“So who am I going up against today?” I asked when we reached the huge building. I was already starting to feel used to the place.
Ixi checked a clipboard she’d picked up at the front entrance. “Casper.”
“Is Casper a friendly ghost?”
She looked up, a confused look on her face. “What?”
“Nothing, never mind. It was a joke.”
“Was it a pun? I never was able to understand those.”
“No, no… I’ll explain it to you later.”
We went into the room, and the person there really did look like a ghost. His hair was streaked with white, his face was pale, and he looked like he hadn’t slept in days. His left hand was handcuffed to the chess table, which was bolted to the ground.
I looked over at Ixi. “What’s with this scene here?”
“I’ve heard of this guy. Apparently, the queen of Reginea is offering his freedom if he wins his matches.”
I winced. “So if I win… he’s back in prison?”
“I guess so. Something like that, anyway.”
“That’s awful. How am I supposed to…?”
“Well… maybe he’s really a bad person. A thief or something.”
“Or a murderer.”
She prodded my side. “Don’t you remember what I told you? We don’t kill people here. It’s not just a law… no one has ever intentionally caused the death of someone else. It’s too dreadful, even for the worst of us.”
I frowned. It just felt too weird. But if I tried to judge, she’d be upset, since people on Earth kill each other all the time, which is a much worse situation.
She led me to my seat, sat me down, and rushed to her chair. Casper didn’t look at me. He just looked down at the board, biting his fingernails. I did him a favor and looked down at the board as well.
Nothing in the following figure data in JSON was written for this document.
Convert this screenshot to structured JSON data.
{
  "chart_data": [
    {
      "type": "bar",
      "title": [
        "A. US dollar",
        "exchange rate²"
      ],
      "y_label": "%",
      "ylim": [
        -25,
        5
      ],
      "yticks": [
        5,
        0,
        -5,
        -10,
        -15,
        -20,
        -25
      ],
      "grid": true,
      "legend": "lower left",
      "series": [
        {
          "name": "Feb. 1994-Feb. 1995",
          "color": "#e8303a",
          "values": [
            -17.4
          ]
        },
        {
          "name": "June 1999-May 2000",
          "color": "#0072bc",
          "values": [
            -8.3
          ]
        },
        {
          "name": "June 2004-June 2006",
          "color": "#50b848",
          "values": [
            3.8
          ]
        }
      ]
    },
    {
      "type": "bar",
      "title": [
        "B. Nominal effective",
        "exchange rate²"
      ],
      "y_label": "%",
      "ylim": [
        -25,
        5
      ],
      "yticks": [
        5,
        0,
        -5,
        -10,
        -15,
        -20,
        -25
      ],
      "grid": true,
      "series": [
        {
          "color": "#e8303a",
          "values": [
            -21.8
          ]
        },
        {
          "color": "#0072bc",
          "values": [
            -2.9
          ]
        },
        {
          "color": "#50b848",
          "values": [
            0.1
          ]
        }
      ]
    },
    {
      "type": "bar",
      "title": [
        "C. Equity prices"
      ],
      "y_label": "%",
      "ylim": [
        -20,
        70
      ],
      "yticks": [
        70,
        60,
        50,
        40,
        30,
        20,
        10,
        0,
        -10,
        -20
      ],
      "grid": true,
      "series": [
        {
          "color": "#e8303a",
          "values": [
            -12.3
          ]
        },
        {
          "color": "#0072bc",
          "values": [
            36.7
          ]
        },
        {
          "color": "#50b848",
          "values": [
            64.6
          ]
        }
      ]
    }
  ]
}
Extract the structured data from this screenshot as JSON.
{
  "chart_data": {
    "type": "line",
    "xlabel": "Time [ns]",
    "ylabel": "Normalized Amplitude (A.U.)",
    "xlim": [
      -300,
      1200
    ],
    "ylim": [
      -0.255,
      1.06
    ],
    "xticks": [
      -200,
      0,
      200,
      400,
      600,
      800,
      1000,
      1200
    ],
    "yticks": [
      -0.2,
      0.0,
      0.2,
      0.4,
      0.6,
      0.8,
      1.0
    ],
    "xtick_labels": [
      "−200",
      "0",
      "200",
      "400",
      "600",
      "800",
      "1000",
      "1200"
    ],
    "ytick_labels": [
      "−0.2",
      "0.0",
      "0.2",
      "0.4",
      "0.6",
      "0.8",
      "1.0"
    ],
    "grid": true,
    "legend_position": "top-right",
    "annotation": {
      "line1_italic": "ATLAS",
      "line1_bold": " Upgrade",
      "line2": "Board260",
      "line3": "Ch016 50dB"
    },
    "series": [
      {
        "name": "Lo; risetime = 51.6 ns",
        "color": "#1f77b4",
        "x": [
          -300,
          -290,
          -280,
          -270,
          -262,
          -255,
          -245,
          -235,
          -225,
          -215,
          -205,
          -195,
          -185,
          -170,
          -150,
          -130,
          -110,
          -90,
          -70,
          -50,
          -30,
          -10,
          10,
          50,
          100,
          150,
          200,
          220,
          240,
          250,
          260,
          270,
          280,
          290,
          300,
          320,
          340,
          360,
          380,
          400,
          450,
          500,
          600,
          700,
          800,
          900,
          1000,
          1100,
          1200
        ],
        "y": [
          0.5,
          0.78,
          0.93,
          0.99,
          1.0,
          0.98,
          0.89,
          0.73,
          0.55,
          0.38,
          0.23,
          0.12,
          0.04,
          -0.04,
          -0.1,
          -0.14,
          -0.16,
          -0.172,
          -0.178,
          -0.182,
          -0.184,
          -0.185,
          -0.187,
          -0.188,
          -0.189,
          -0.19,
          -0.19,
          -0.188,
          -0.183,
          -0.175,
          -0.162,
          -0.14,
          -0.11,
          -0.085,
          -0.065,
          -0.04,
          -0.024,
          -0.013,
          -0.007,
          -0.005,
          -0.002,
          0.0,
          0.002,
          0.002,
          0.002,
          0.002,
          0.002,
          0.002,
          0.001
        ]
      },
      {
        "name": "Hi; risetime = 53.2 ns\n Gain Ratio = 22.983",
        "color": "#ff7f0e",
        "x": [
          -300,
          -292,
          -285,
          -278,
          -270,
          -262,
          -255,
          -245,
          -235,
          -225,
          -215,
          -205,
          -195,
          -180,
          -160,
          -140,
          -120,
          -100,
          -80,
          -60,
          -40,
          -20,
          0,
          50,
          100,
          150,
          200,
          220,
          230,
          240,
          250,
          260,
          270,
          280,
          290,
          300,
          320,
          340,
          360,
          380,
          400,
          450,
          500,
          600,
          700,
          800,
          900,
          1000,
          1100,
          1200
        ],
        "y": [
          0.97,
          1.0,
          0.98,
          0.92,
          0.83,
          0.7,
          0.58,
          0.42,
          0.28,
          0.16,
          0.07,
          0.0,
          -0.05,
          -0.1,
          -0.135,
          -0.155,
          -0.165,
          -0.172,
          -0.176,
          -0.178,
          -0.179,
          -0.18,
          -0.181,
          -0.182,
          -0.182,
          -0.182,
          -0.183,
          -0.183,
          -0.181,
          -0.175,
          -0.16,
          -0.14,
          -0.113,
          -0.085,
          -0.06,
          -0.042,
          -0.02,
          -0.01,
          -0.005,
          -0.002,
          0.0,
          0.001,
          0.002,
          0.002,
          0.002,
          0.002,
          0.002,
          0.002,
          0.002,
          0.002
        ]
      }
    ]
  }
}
The man who flipped the coin was different this time, and he didn’t make as big of an entrance. He just walked through the door, called everyone to silence, and flipped. Heads. I went first.
The match was over not long after it began. Every time Casper tried to move a piece, his hand wobbled so much that I could barely tell what piece he was holding. I beat him without even trying.
Casper started crying, and I immediately felt guilty for winning. He would have to be imprisoned again because of that game. But maybe he would have lost to someone else anyway, and letting him win did no one any favors. Guards led him away.
Ixi ran up to me. “Leo, what’s wrong? You look terrible.”
“… Do your people allow visitors for prisoners?”
“Yeah, we do. Why?”
“I want to talk to him.”
She frowned. “Is this going to be some sort of trend with you, Leo?”
“Maybe. Just take me to see him. I think I might have something to tell him.”